Nel torpore comune, mi allontano da te, “guerra”. Tu, che infliggi dolore e mi lasci impotente, sembri un ricordo da sopprimere, un pensiero da eludere, un fatto da ignorare. Sembra più appropriato vivere in un presente che non reca più il tuo odore di fumo e di morte, sembra più semplice non vedere.

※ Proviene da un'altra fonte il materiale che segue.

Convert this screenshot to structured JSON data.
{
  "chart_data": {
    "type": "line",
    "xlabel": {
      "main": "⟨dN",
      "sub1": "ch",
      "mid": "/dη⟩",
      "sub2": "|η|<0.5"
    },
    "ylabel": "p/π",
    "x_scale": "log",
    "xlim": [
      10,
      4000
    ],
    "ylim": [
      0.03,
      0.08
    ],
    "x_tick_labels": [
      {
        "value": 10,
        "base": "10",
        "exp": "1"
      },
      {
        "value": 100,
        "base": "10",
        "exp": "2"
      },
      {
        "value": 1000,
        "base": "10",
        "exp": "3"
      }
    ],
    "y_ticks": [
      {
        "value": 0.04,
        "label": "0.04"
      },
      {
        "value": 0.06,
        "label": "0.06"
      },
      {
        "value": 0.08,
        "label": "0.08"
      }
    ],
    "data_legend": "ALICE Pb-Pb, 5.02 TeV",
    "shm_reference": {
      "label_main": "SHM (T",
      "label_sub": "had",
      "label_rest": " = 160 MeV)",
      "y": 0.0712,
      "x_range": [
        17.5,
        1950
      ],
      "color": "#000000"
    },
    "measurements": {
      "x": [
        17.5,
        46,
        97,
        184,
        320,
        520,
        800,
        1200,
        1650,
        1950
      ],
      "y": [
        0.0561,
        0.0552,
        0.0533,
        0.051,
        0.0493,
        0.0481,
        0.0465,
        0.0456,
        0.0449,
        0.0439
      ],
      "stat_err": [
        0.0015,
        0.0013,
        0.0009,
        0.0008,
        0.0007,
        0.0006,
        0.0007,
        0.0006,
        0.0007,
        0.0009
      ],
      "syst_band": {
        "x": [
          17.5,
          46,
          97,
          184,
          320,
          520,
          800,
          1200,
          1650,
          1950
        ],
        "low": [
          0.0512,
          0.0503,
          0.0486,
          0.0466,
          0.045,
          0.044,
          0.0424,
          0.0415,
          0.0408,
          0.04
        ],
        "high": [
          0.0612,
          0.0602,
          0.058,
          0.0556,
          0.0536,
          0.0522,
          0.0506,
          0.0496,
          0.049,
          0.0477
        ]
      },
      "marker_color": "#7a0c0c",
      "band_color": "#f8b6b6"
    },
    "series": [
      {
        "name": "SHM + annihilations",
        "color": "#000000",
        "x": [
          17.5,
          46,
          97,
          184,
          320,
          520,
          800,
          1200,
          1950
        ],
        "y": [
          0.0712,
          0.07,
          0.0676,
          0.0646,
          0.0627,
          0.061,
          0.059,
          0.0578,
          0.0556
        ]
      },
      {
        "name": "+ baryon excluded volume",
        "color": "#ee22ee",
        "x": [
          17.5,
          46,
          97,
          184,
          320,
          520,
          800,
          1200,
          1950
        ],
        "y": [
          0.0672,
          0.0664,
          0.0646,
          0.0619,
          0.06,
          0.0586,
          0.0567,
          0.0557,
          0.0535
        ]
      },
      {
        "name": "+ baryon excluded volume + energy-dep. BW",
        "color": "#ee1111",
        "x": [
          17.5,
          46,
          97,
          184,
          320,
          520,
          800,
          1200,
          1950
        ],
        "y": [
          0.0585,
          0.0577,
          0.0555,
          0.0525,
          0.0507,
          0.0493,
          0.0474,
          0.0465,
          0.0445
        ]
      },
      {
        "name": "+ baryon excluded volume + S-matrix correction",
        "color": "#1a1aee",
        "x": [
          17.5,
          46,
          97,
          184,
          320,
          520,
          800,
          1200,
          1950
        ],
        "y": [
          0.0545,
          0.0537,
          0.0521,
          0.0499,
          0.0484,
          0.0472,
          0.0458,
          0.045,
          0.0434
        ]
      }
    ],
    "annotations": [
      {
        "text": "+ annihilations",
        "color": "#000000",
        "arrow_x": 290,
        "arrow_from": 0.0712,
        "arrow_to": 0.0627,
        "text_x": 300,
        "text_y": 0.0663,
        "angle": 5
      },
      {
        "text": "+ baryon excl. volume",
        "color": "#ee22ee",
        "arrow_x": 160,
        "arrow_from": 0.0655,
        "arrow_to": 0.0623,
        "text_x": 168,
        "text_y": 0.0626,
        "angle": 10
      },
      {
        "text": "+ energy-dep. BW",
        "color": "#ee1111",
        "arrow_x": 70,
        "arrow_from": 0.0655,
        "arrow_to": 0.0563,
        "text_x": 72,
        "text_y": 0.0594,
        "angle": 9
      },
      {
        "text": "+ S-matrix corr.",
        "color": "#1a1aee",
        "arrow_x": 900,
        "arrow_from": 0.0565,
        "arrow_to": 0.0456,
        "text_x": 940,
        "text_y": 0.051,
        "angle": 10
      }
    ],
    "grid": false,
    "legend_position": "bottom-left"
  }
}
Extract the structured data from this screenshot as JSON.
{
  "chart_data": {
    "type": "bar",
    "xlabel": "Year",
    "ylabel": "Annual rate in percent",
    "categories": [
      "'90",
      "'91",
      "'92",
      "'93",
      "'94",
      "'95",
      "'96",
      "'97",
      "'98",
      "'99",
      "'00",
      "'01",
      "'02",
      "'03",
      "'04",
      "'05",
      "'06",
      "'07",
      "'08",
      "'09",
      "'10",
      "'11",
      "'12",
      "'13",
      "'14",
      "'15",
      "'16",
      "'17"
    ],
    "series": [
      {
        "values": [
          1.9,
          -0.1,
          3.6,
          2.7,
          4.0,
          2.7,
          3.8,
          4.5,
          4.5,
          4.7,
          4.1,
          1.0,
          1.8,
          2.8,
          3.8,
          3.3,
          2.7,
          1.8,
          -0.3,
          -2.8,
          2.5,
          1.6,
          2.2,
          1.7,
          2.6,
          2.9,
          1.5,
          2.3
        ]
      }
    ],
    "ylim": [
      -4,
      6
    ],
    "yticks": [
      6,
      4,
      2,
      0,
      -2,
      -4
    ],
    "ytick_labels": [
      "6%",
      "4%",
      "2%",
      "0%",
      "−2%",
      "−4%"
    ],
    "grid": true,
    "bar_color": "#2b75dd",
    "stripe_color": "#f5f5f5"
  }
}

Eppure, come l’olio nero che si diffonde in un fiume di acqua pura, tu ritorni. Inizi come un’ombra appena percepibile che diventa progressivamente più oscura, fino a sommergere tutto in un buio impenetrabile. Un buio che avanza così lentamente che solo nel momento in cui siamo completamente avvolti, comprendiamo il terrore che provoca. Solo in quel momento.

Ricorda, il dolore e la malvagità non scompaiono con il sonno. Al contrario, sembrano prosperare nel regno dei sogni, dove non incontrano ostacoli. Ricorda e svegliati!

E allora, ricordo. Non come un tormento, ma come un viaggio necessario verso l’interiorità e la comprensione. Perché attraverso il ricordo del dolore e del male, attraverso l’accettazione del buio, possiamo intravedere la luce della verità. E nel ricordare, nel riconoscere, possiamo trovare la via verso la riconciliazione. Ricordare, allora, non è solo un atto di resistenza, ma anche un atto di trionfo sulle tenebre. Ricordare diventa un dovere, un monito a non ripetere gli errori del passato. Perciò, ricorderò. E nel ricordare, spero di trovare la forza per affrontare e superare le tenebre.